さぁ、これらの一つ一つを身につければ、そろそろパーフェクトに近くなってきました。
あとはちょっとしたことを付け加えましょう。
・人前で靴を脱がない・・・ヨーロッパの人にとって靴を脱ぐのは人前で裸になるに等しいのです。
日本人は新幹線の中でも靴を脱いでくつろいでいる人をよく見かけます。
そして社会通念として行儀良くはありませんがさほどマナー違反とも捉えられていませんよね。
これも日本の常識でありながら世界の非常識の一例です。
・道やフロアーに座り込まない・・・日本人同士でも厭な感じを受けますね。
特にこれが習慣化している若者たちに言いたい。
パリの美術館でウンコ座りをしてごらんなさい・・・即座に警備員から外につまみ出されますよ。
・ホテルにスリッパや寝間着、歯磨きセットの備え付けはない・・・これは常識。お忘れなく・・・。
・飲料水・・・パリの水道水は飲むことはできます。
でも、石灰分が多いのでガブガブ飲むと日本人はお腹をこわしやすいのです。
パリのトイレ事情が悪いのは既に書いた通りです。
私が今までご一緒した人の中に我慢できずにエレベーターの中で粗相をしてしまった人もいます。
・夜の郊外には近付かない・・・パリ17区の北側、18区、19区、20区は非常に治安の悪い地域です・・・それに郊外もねっ。
もう一つ・・・ネオンがチカチカしている場所も要注意です。
「君子危うきに近寄らず」です。
その真っ只中にあるモンマルトルの丘やクリニャンクールの蚤の市に出かけるのなら必ず昼間に限定すること。

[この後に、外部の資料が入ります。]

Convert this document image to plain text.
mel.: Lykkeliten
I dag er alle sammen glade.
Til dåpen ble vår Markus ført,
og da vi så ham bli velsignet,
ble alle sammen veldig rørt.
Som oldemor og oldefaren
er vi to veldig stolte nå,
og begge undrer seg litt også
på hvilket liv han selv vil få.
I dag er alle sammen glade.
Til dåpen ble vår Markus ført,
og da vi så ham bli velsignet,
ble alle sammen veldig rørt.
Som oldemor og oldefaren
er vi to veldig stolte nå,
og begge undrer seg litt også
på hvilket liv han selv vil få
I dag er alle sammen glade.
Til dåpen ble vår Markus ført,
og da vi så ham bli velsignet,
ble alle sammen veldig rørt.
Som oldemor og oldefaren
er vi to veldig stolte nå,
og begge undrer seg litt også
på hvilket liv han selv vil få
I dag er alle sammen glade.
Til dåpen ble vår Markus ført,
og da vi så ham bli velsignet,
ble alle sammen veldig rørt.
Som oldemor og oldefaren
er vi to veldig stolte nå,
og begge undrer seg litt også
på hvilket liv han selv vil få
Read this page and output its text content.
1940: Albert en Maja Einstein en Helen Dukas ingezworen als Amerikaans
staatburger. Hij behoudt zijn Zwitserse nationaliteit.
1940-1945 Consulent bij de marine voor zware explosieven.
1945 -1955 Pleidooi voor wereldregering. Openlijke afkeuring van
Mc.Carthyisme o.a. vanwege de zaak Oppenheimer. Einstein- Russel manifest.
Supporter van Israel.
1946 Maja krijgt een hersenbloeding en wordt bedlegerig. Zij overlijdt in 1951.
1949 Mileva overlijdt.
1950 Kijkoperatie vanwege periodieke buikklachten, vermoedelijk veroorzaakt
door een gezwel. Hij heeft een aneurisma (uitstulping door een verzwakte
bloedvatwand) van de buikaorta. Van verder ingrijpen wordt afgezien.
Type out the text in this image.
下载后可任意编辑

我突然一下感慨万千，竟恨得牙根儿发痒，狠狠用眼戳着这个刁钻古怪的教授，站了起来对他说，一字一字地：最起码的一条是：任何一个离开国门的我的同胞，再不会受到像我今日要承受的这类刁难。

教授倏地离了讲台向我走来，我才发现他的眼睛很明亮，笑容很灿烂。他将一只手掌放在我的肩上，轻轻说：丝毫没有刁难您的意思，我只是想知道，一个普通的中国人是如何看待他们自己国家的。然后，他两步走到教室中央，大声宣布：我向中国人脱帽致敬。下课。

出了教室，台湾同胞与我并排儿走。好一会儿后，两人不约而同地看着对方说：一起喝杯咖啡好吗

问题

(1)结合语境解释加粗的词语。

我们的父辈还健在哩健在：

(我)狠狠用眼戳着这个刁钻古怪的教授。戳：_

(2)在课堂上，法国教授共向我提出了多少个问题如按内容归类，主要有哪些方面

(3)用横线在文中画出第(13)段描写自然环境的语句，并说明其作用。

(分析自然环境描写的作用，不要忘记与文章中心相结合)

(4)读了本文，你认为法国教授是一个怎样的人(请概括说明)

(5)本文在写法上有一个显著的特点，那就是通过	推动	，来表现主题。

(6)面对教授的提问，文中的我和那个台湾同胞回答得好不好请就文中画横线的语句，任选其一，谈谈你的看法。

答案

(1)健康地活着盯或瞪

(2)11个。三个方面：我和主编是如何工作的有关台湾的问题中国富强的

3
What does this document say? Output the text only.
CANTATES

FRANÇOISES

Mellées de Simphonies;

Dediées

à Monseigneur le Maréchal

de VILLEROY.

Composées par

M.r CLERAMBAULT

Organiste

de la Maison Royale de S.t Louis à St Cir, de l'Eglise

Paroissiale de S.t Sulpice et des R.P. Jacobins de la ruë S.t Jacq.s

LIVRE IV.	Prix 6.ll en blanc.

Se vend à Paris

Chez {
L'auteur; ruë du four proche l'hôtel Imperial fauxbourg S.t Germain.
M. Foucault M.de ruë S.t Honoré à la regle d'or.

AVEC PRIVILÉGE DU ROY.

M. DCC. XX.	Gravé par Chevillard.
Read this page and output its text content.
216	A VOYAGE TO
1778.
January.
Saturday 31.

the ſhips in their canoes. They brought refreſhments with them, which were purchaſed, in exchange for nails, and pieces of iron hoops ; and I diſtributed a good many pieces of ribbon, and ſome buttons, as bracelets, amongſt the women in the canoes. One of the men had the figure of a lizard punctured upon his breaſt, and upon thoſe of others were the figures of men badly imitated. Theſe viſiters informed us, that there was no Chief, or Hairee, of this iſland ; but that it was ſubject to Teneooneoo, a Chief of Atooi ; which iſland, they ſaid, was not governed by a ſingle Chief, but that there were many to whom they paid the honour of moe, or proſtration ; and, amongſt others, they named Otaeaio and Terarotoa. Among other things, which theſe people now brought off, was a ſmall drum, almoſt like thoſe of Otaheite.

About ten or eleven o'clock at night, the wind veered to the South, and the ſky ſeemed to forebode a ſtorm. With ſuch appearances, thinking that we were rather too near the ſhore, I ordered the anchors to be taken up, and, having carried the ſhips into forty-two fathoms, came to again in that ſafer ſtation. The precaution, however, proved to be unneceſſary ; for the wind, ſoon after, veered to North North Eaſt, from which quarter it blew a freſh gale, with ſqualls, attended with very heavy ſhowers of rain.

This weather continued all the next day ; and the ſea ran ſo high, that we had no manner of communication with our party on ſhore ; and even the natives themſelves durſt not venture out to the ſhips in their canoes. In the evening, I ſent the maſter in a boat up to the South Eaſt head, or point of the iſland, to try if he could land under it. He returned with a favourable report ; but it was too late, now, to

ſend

昼間は家族の憩いの場であるブローニュの森も、夜になると娼婦の仕事場に変わるのは有名な話しです。
シャンゼリゼ通りだって例外ではありません。クラブの最終ショーを見終わってホテルに戻る観光客がカツアゲにあった話なんて日常茶飯事なのですから・・・。
これらは、自分の足で歩き回り、時には大恥をかいて、時には諭され、時には冷や汗をかき、時には恐ろしい目にあって、自分自身で体得してきた「パリを楽しむ処世術」です。